Binocular rivalry shows that the percept processed from incoming data
and probably stored data (there are practice effects in cognitive
rivalries) can mask data that does not fit the percept.

>
> The reason I keep talking about brain physiology as I understand it is
> that I've never been happy with abstract models that ignore the messy
> details. "Reference state" is such a concept, since it applies to
> devices that function differently than NNs.
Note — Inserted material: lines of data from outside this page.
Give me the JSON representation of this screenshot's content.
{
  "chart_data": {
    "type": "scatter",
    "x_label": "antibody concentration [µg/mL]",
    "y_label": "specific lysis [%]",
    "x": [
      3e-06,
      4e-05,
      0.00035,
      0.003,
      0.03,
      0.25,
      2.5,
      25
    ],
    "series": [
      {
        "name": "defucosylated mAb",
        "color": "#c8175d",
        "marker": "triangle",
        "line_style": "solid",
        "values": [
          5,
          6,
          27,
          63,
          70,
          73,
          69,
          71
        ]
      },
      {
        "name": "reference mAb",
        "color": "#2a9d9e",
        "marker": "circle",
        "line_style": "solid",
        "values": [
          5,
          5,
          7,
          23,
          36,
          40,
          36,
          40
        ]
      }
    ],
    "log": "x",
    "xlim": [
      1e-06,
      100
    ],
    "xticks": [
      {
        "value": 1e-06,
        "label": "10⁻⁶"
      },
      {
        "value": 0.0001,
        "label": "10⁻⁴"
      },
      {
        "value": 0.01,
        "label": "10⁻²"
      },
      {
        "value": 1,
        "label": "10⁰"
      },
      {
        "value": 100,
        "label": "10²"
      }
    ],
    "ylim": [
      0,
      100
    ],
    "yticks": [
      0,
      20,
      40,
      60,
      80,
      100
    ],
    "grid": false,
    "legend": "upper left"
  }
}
Interacting NN's such as modules in the cortex or cortex and LGN could
easily create the required operations.

> Sure, it's very satisfying
> to recognise some abstract identity (eg, abstractly considered, the
> state of a network can be thought of as stored information), but the
> messy details keep interfering with insight (eg, when the network
> changes state, some or all of the previous information is lost, unlike
> information stored by other means.) Abstract models are useful - they
> obviously help in constructing devices that work-alike some observed
> brain function/system behaviour/etc.
>
> > If you can answer this question, then I have a harder followup. What
> > do you think a neural network, be it natural or artificial,
> > accomplishes? What does it do? How is its operation correlated to the
> > environment, say, during simple categorization (of audio or images)?
>
> It filters and organises input data. That is, given a mess of inputs,
> the NN passes some and blocks others. The output may be "pattern
> recognition", or input to another NN. The following description will
> show what I understand happens: Given an NN that's been trained to
> "recognise the letter A". Input visual data of the letter B. Some of
> that data will "pass", that is, activate some connections as the data
> flows through the NN (eg, the centre horizontal bar of the B.) Most will
> not. The NN will respond (output "Letter A") if enough of the
> connections within it are activated and not otherwise. The "reference
> state" is the organisation of the connections. Eg, a certain group
> inputs are connected to one element, some of the same inputs are
> connected to another, and some to a third. If all inputs are on, all
> three elements will fire; otherwise only one, or none. NB that my
> description assumes a layered architecture. A good example of what I
> envision is the mammalian retina, which is a neural network of exquisite
> precision. IMO the organisation of the retinal NN is repeated throughout
> the brain.
>
> The "correlation to the environment" is a phrase that I don't find very
> meaningful. There are organised inputs from the sensors. If the sensors
> provide inputs such that the "A-recognition NN" responds, then the
> system has "seen" the letter A.

This is OK at the level of the processing functions of NN's and I
would agree with the analysis.

>
> And categorisation of audio or images is _not_ simple. Anyone who has
> tried to write a categorisation tree to distinguish between CAT and DOG
> should know that. I've doodled some myself, and I've found that at every
> level there are assumptions about what the subcategory "means", ie, each
> node hides another tree. Add to that the problem of recognising a CAT
> or DOG from variable visual data, and the problem is seen to be
> horrendously complex. It's no accident that optical NNs have barely been
> ablt to recognise letters, and even those not reliably. IMO, the central
> problem of NNs is not their general organisation or properties, it's the
> nasty little details of how to actually connect the actual elements.
> Small differences in connection topology may have large effects on the
> NNs operation; and those effects aren't easily predictable. It's much
> easier to refer to "emergent properties" than to design a device that
> will display those emergent properties.
>

I suspect that current simulated NN's do not have adequate or
appropriate functions to enrich the analysis of the data. Although the
brain is a topographic processor it also contains analysis modules,
some as small as sets of interneurones. The incoming data stream is
enriched with analyses of many different types, also arranged
topographically and also capable of involvement in the neural net.

However, this still leaves us with another problem. How can our
experience be our own neurone activity, the activity that is based on
the percept? This can only be answered by introducing scientific
theories that go beyond information processing.